22. Non est factum arises where somebody signs a document believing it to be essentially different from that which he or she has in fact signed. In Allied Irish Banks Plc v. Higgins & Ors  IEHC 219, Kelly J. relied on the following dicta from the decision in Saunders v. Anglia Building Society  A.C. 1004:-
23. Even the most cursory glance at the guarantee would have alerted the defendant to the fact that it was what it purported to be. She acknowledged by her signature that she knew what it was and did not require legal advice. She was not acting under any disability and there was nothing to prevent her getting legal advice from her solicitor if she was unsure as to the nature of the documents he was signing. That is so even if she was told by a representative of the bank that she did not have to have the advice of a solicitor. It is clear from the affidavit of Mr. Ryan that on an earlier occasion she was advised by him in relation to the perils of signing a guarantee that she appears to have ignored that advice. Fraud and a misrepresentation are often ingredients in a defence based on non est factum. But there is not a scintilla of evidence adduced by the defendant to suggest that there was fraud or misrepresentation by the plaintiff or its servants or agents. On several occasions, the defendant had accepted facilities on behalf of the company by signing facility letters which provided, inter alia, for a letter of guarantee from her guaranteeing the borrower’s liabilities, so it could not have come as a surprise to her to find that she would be asked for a guarantee, as indeed turned out to be the case.
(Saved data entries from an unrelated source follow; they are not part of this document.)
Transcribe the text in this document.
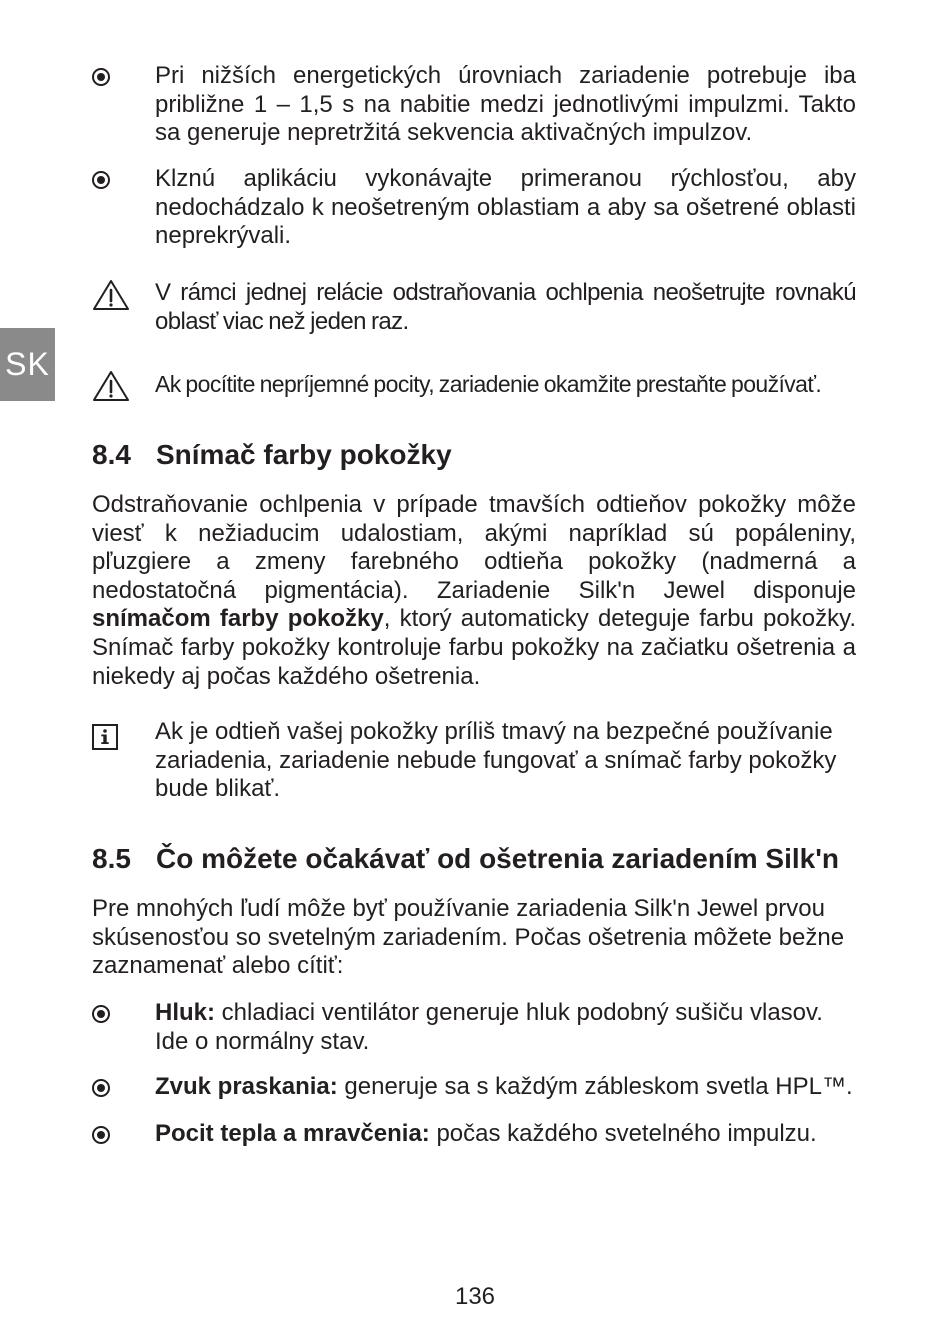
SK

Pri nižších energetických úrovniach zariadenie potrebuje iba približne 1 – 1,5 s na nabitie medzi jednotlivými impulzmi. Takto sa generuje nepretržitá sekvencia aktivačných impulzov.

Klznú aplikáciu vykonávajte primeranou rýchlosťou, aby nedochádzalo k neošetreným oblastiam a aby sa ošetrené oblasti neprekrývali.

V rámci jednej relácie odstraňovania ochlpenia neošetrujte rovnakú oblasť viac než jeden raz.

Ak pocítite nepríjemné pocity, zariadenie okamžite prestaňte používať.

8.4 Snímač farby pokožky

Odstraňovanie ochlpenia v prípade tmavších odtieňov pokožky môže viesť k nežiaducim udalostiam, akými napríklad sú popáleniny, pľuzgiere a zmeny farebného odtieňa pokožky (nadmerná a nedostatočná pigmentácia). Zariadenie Silk'n Jewel disponuje snímačom farby pokožky, ktorý automaticky deteguje farbu pokožky. Snímač farby pokožky kontroluje farbu pokožky na začiatku ošetrenia a niekedy aj počas každého ošetrenia.

Ak je odtieň vašej pokožky príliš tmavý na bezpečné používanie zariadenia, zariadenie nebude fungovať a snímač farby pokožky bude blikať.

8.5 Čo môžete očakávať od ošetrenia zariadením Silk'n

Pre mnohých ľudí môže byť používanie zariadenia Silk'n Jewel prvou skúsenosťou so svetelným zariadením. Počas ošetrenia môžete bežne zaznamenať alebo cítiť:

Hluk: chladiaci ventilátor generuje hluk podobný sušiču vlasov. Ide o normálny stav.

Zvuk praskania: generuje sa s každým zábleskom svetla HPL™.

Pocit tepla a mravčenia: počas každého svetelného impulzu.

136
“The plea cannot be available to anyone who was content to sign without taking the trouble to try to find out at least the general effect of the document. Many people do frequently sign documents put before them for signature by their solicitor or other trusted advisers without making any inquiry as to their purpose or effect. But the essence of the plea non est factum is that the person signing believed that the document he signed had one character or one effect whereas in fact its character or effect was quite different. He could not have such a belief unless he had taken steps or been given information which gave him some grounds for his belief…”
24. The defendant has not, on any view of the facts met the requirements of a statable or arguable defence based on non est factum.
25. The threshold which a defendant has to meet in order to avoid a summary judgment and to have a case remitted for plenary hearing is a low one. If a defendant cannot show a credible or bona fide defence to a claim for summary judgment there are good public policy reasons for dealing with the matter in a summary fashion. Otherwise, valuable and scarce court time and resources would be spent on hearing an action over an extended period of time when it is unnecessary to do so. Furthermore, the litigants would incur substantial, and wholly unnecessary, costs which will be which might not be recoverable by a successful plaintiff.
26. The defendant has not established a bona fide credible or arguable defence to the plaintiff’s claim and the plaintiff is entitled to judgment in the sum claimed.